Monday, October 6, 2008

new relationships



I think that the overall tone of this blog is going to lighten up significantly as the year ends. I know a lot of bad things have happened (and even though I blab about a lot of it here, you don't even know the half of it), but things are still looking up and from experience I know that once you've hit the bottom the only way left is up.

So I'd like to take a much needed moment to reflect on some of the good things that have happened recently. First off, my mom is talking to me again, and I am talking to her. I did not speak with her from the day I told her I was getting married to the day of my uncle's funeral and the moment I saw her sitting by herself and crying at the funeral home, all I could do was hug her and tell her I love her. I think she needed me more than anything. I felt bad about our rift but we didn't even have to mention it, it was like it never happened.
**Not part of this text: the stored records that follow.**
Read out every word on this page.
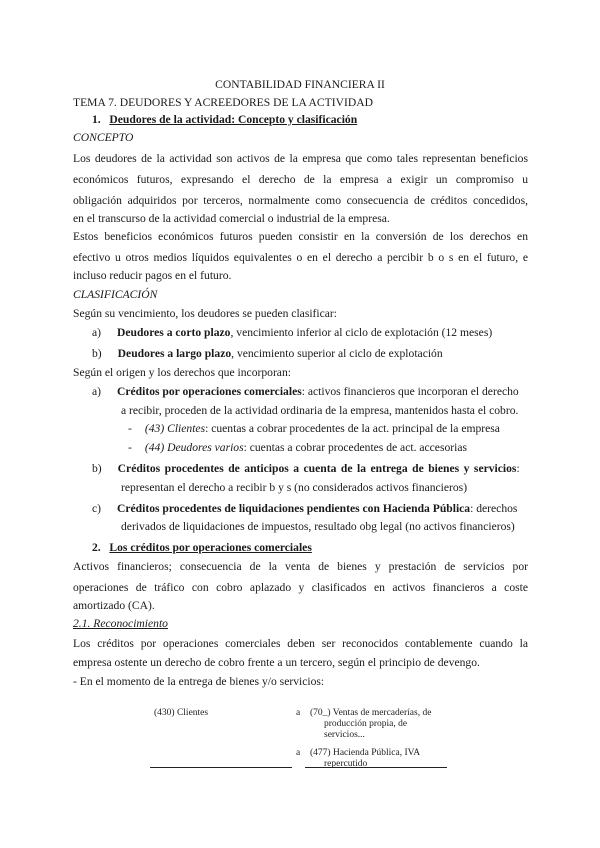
CONTABILIDAD FINANCIERA II
TEMA 7. DEUDORES Y ACREEDORES DE LA ACTIVIDAD
1. Deudores de la actividad: Concepto y clasificación
CONCEPTO
Los deudores de la actividad son activos de la empresa que como tales representan beneficios
económicos futuros, expresando el derecho de la empresa a exigir un compromiso u
obligación adquiridos por terceros, normalmente como consecuencia de créditos concedidos,
en el transcurso de la actividad comercial o industrial de la empresa.
Estos beneficios económicos futuros pueden consistir en la conversión de los derechos en
efectivo u otros medios líquidos equivalentes o en el derecho a percibir b o s en el futuro, e
incluso reducir pagos en el futuro.
CLASIFICACIÓN
Según su vencimiento, los deudores se pueden clasificar:
a) Deudores a corto plazo, vencimiento inferior al ciclo de explotación (12 meses)
b) Deudores a largo plazo, vencimiento superior al ciclo de explotación
Según el origen y los derechos que incorporan:
a) Créditos por operaciones comerciales: activos financieros que incorporan el derecho
a recibir, proceden de la actividad ordinaria de la empresa, mantenidos hasta el cobro.
- (43) Clientes: cuentas a cobrar procedentes de la act. principal de la empresa
- (44) Deudores varios: cuentas a cobrar procedentes de act. accesorias
b) Créditos procedentes de anticipos a cuenta de la entrega de bienes y servicios:
representan el derecho a recibir b y s (no considerados activos financieros)
c) Créditos procedentes de liquidaciones pendientes con Hacienda Pública: derechos
derivados de liquidaciones de impuestos, resultado obg legal (no activos financieros)
2. Los créditos por operaciones comerciales
Activos financieros; consecuencia de la venta de bienes y prestación de servicios por
operaciones de tráfico con cobro aplazado y clasificados en activos financieros a coste
amortizado (CA).
2.1. Reconocimiento
Los créditos por operaciones comerciales deben ser reconocidos contablemente cuando la
empresa ostente un derecho de cobro frente a un tercero, según el principio de devengo.
- En el momento de la entrega de bienes y/o servicios:
(430) Clientes	a (70_) Ventas de mercaderías, de
producción propia, de
servicios...
a (477) Hacienda Pública, IVA
repercutido
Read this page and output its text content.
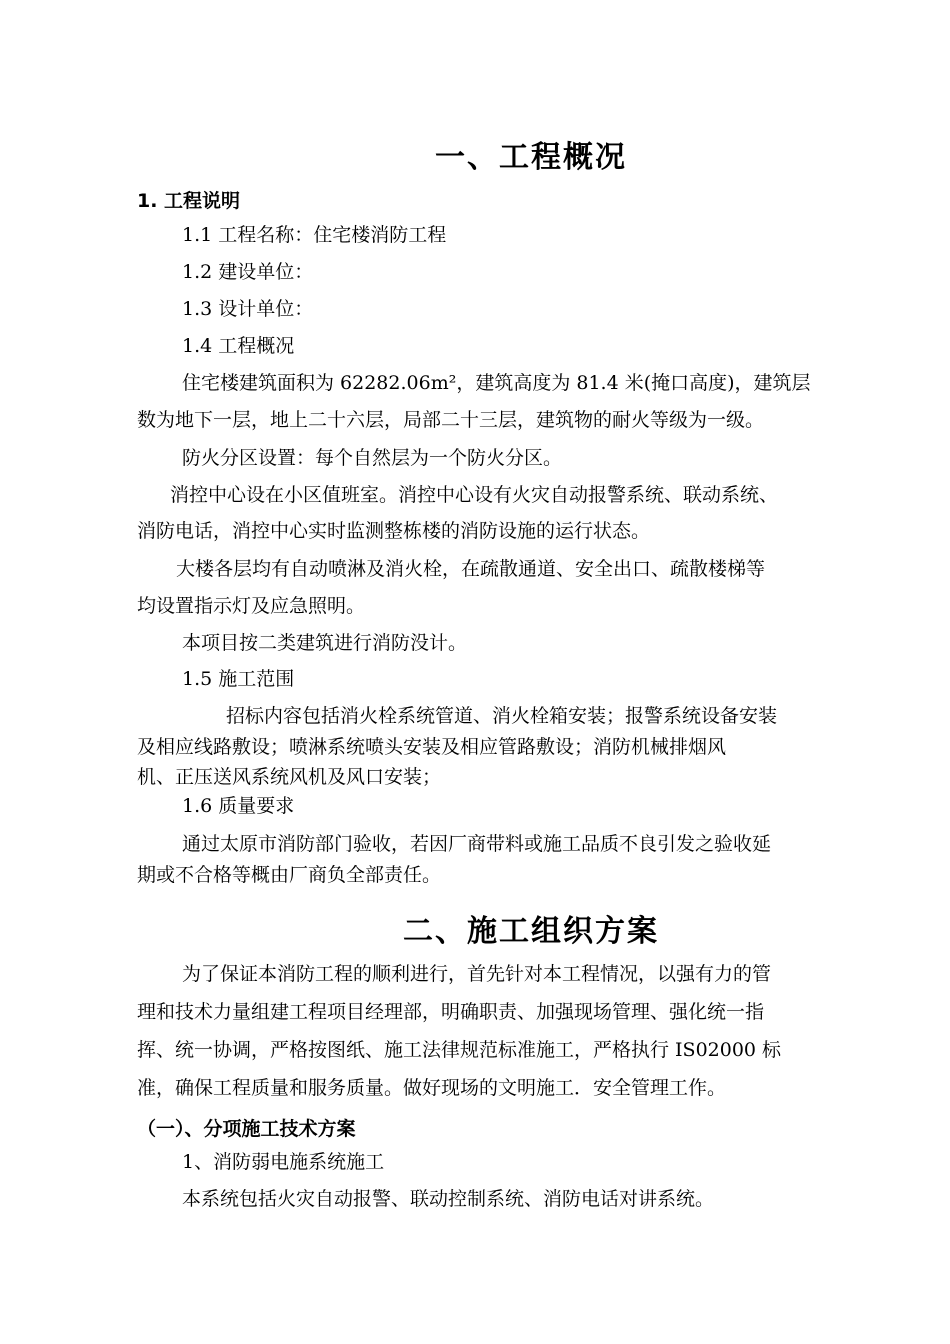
一、工程概况
1. 工程说明
1.1 工程名称：住宅楼消防工程
1.2 建设单位：
1.3 设计单位：
1.4 工程概况
住宅楼建筑面积为 62282.06m²，建筑高度为 81.4 米(掩口高度)，建筑层
数为地下一层，地上二十六层，局部二十三层，建筑物的耐火等级为一级。
防火分区设置：每个自然层为一个防火分区。
消控中心设在小区值班室。消控中心设有火灾自动报警系统、联动系统、
消防电话，消控中心实时监测整栋楼的消防设施的运行状态。
大楼各层均有自动喷淋及消火栓，在疏散通道、安全出口、疏散楼梯等
均设置指示灯及应急照明。
本项目按二类建筑进行消防没计。
1.5 施工范围
招标内容包括消火栓系统管道、消火栓箱安装；报警系统设备安装
及相应线路敷设；喷淋系统喷头安装及相应管路敷设；消防机械排烟风
机、正压送风系统风机及风口安装；
1.6 质量要求
通过太原市消防部门验收，若因厂商带料或施工品质不良引发之验收延
期或不合格等概由厂商负全部责任。
二、施工组织方案
为了保证本消防工程的顺利进行，首先针对本工程情况，以强有力的管
理和技术力量组建工程项目经理部，明确职责、加强现场管理、强化统一指
挥、统一协调，严格按图纸、施工法律规范标准施工，严格执行 IS02000 标
准，确保工程质量和服务质量。做好现场的文明施工．安全管理工作。
（一）、分项施工技术方案
1、消防弱电施系统施工
本系统包括火灾自动报警、联动控制系统、消防电话对讲系统。
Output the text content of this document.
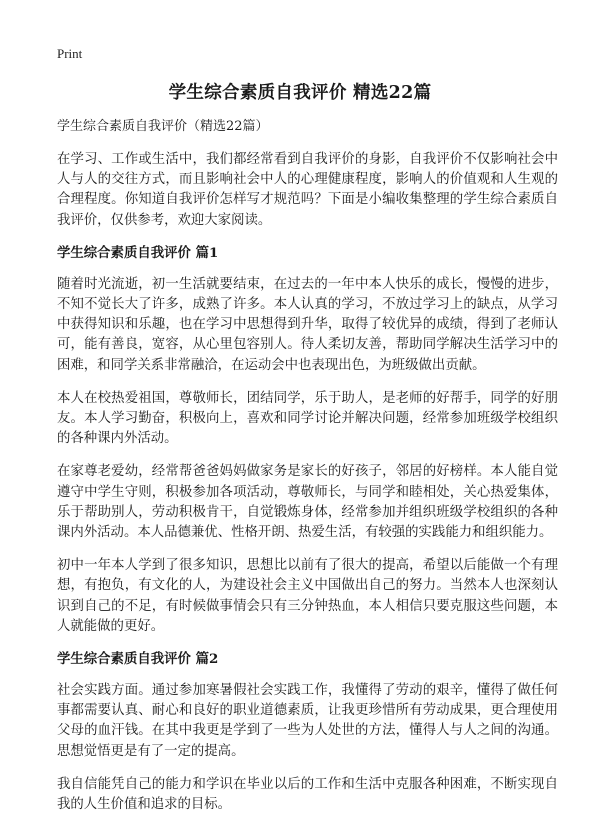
Print
学生综合素质自我评价 精选22篇
学生综合素质自我评价（精选22篇）

在学习、工作或生活中，我们都经常看到自我评价的身影，自我评价不仅影响社会中人与人的交往方式，而且影响社会中人的心理健康程度，影响人的价值观和人生观的合理程度。你知道自我评价怎样写才规范吗？下面是小编收集整理的学生综合素质自我评价，仅供参考，欢迎大家阅读。

学生综合素质自我评价 篇1

随着时光流逝，初一生活就要结束，在过去的一年中本人快乐的成长，慢慢的进步，不知不觉长大了许多，成熟了许多。本人认真的学习，不放过学习上的缺点，从学习中获得知识和乐趣，也在学习中思想得到升华，取得了较优异的成绩，得到了老师认可，能有善良，宽容，从心里包容别人。待人柔切友善，帮助同学解决生活学习中的困难，和同学关系非常融洽，在运动会中也表现出色，为班级做出贡献。

本人在校热爱祖国，尊敬师长，团结同学，乐于助人，是老师的好帮手，同学的好朋友。本人学习勤奋，积极向上，喜欢和同学讨论并解决问题，经常参加班级学校组织的各种课内外活动。

在家尊老爱幼，经常帮爸爸妈妈做家务是家长的好孩子，邻居的好榜样。本人能自觉遵守中学生守则，积极参加各项活动，尊敬师长，与同学和睦相处，关心热爱集体，乐于帮助别人，劳动积极肯干，自觉锻炼身体，经常参加并组织班级学校组织的各种课内外活动。本人品德兼优、性格开朗、热爱生活，有较强的实践能力和组织能力。

初中一年本人学到了很多知识，思想比以前有了很大的提高，希望以后能做一个有理想，有抱负，有文化的人，为建设社会主义中国做出自己的努力。当然本人也深刻认识到自己的不足，有时候做事情会只有三分钟热血，本人相信只要克服这些问题，本人就能做的更好。

学生综合素质自我评价 篇2

社会实践方面。通过参加寒暑假社会实践工作，我懂得了劳动的艰辛，懂得了做任何事都需要认真、耐心和良好的职业道德素质，让我更珍惜所有劳动成果，更合理使用父母的血汗钱。在其中我更是学到了一些为人处世的方法，懂得人与人之间的沟通。思想觉悟更是有了一定的提高。

我自信能凭自己的能力和学识在毕业以后的工作和生活中克服各种困难，不断实现自我的人生价值和追求的目标。
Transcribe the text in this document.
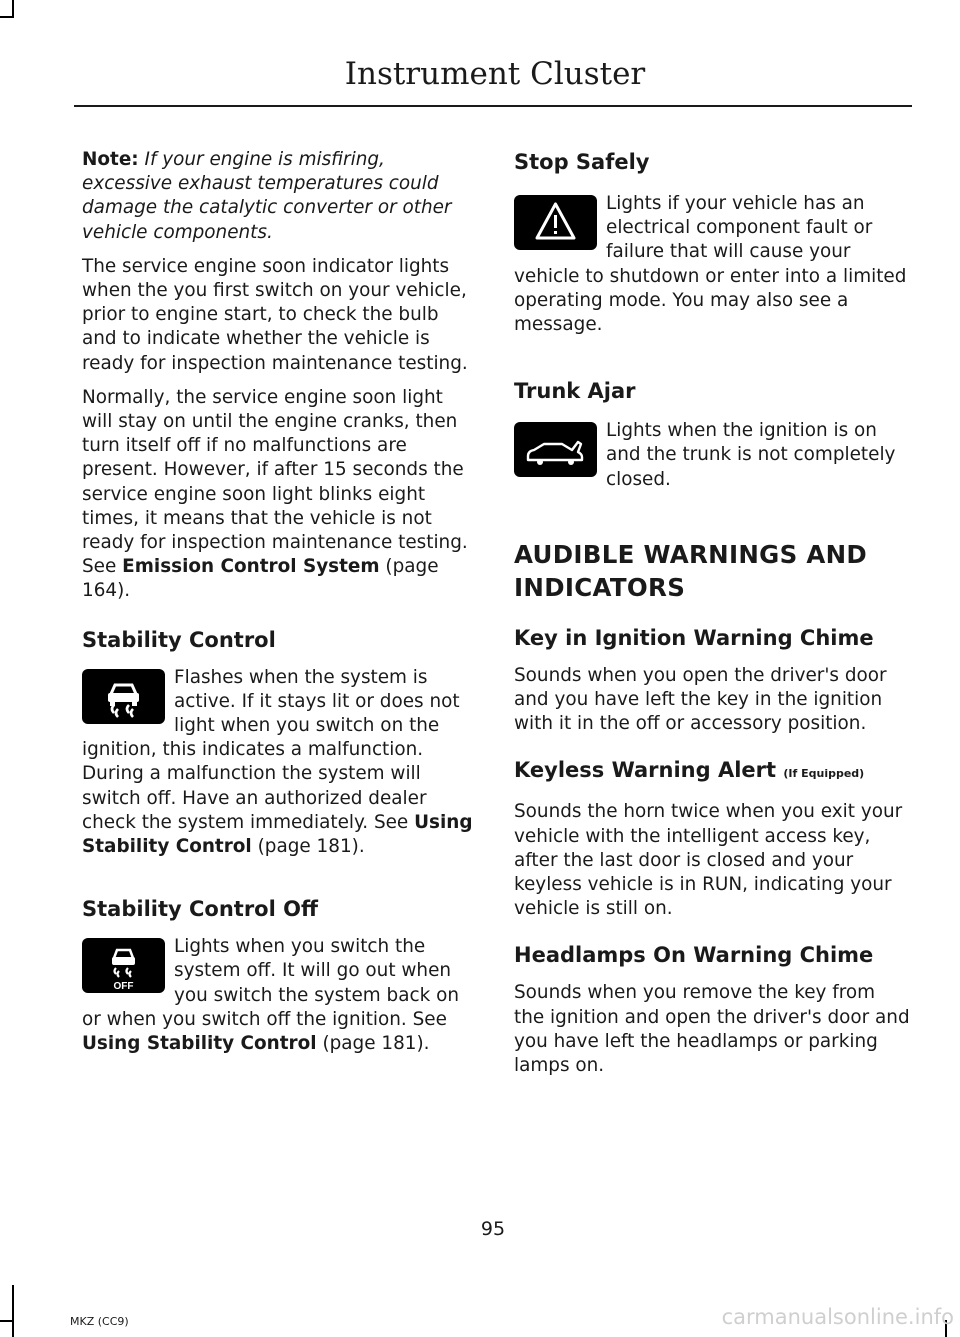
Instrument Cluster

Note: If your engine is misfiring, excessive exhaust temperatures could damage the catalytic converter or other vehicle components.

The service engine soon indicator lights when the you first switch on your vehicle, prior to engine start, to check the bulb and to indicate whether the vehicle is ready for inspection maintenance testing.

Normally, the service engine soon light will stay on until the engine cranks, then turn itself off if no malfunctions are present. However, if after 15 seconds the service engine soon light blinks eight times, it means that the vehicle is not ready for inspection maintenance testing. See Emission Control System (page 164).

Stability Control

Flashes when the system is active. If it stays lit or does not light when you switch on the ignition, this indicates a malfunction. During a malfunction the system will switch off. Have an authorized dealer check the system immediately. See Using Stability Control (page 181).

Stability Control Off
OFF

Lights when you switch the system off. It will go out when you switch the system back on or when you switch off the ignition. See Using Stability Control (page 181).

Stop Safely

Lights if your vehicle has an electrical component fault or failure that will cause your vehicle to shutdown or enter into a limited operating mode. You may also see a message.

Trunk Ajar

Lights when the ignition is on and the trunk is not completely closed.

AUDIBLE WARNINGS AND
INDICATORS
Key in Ignition Warning Chime

Sounds when you open the driver's door and you have left the key in the ignition with it in the off or accessory position.

Keyless Warning Alert (If Equipped)

Sounds the horn twice when you exit your vehicle with the intelligent access key, after the last door is closed and your keyless vehicle is in RUN, indicating your vehicle is still on.

Headlamps On Warning Chime

Sounds when you remove the key from the ignition and open the driver's door and you have left the headlamps or parking lamps on.

95
MKZ (CC9)	carmanualsonline.info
I also re-united with my long lost cousin Suejin. Her and I were estranged because our mothers had a huge fight when we were kids and never spoke to each other again (the silent treatment is a hereditary skill). Suejin and I went out to have coffee and started to re-kindle our relationship. Before our moms fought, we were inseperable. In fact, we even used to dress alike and hold hands all the time. We fought each other like cats and dogs but also knew each other like the back of our hands. She was the closest thing to a sister I had as a kid. We felt like we had been robbed of our relationship so we decided to be close again no matter what our mothers say.

This last one is a little bottersweet because I managed to learn some news things about my family and in the process lost my other cousin Kris. He didn't die, but he turned his back on me and my mom. Normally, this would have hurt me and angered me but there's nothing I can really do to fix it so I'm letting it go. In exchange for that, I understand my mother on a whole new level.

I also made some important self-discoveries that I think came to me by the balancing of karma. I am beginning to believe a little more in the concept of a destiny, and the idea that you are born with one. I think it's an inherent talent and disposition towards something that had to have been manifested by a previous soul and reborn as a new person's destiny. I know it sounds completely nuts but I promise I'm not becoming a fanatic mysticist. It makes perfect sense to me, only because I don't believe in coincidences. I think it's truly a blessing to recieve your destiny because you will feel everything you lacked like confidence when insecure and happiness when sad. It's like finally having peace of mind. Like finding something you cherished but lost long ago. Maybe it's just me hitting a very late puberty. I feel enlightened.

I am also feeling financially enlightened as I am now managing her hotel project and will be compensated. And, Johnny has finally gotten an economic break. I can't wait until the election, as I truly think things are going to get much better.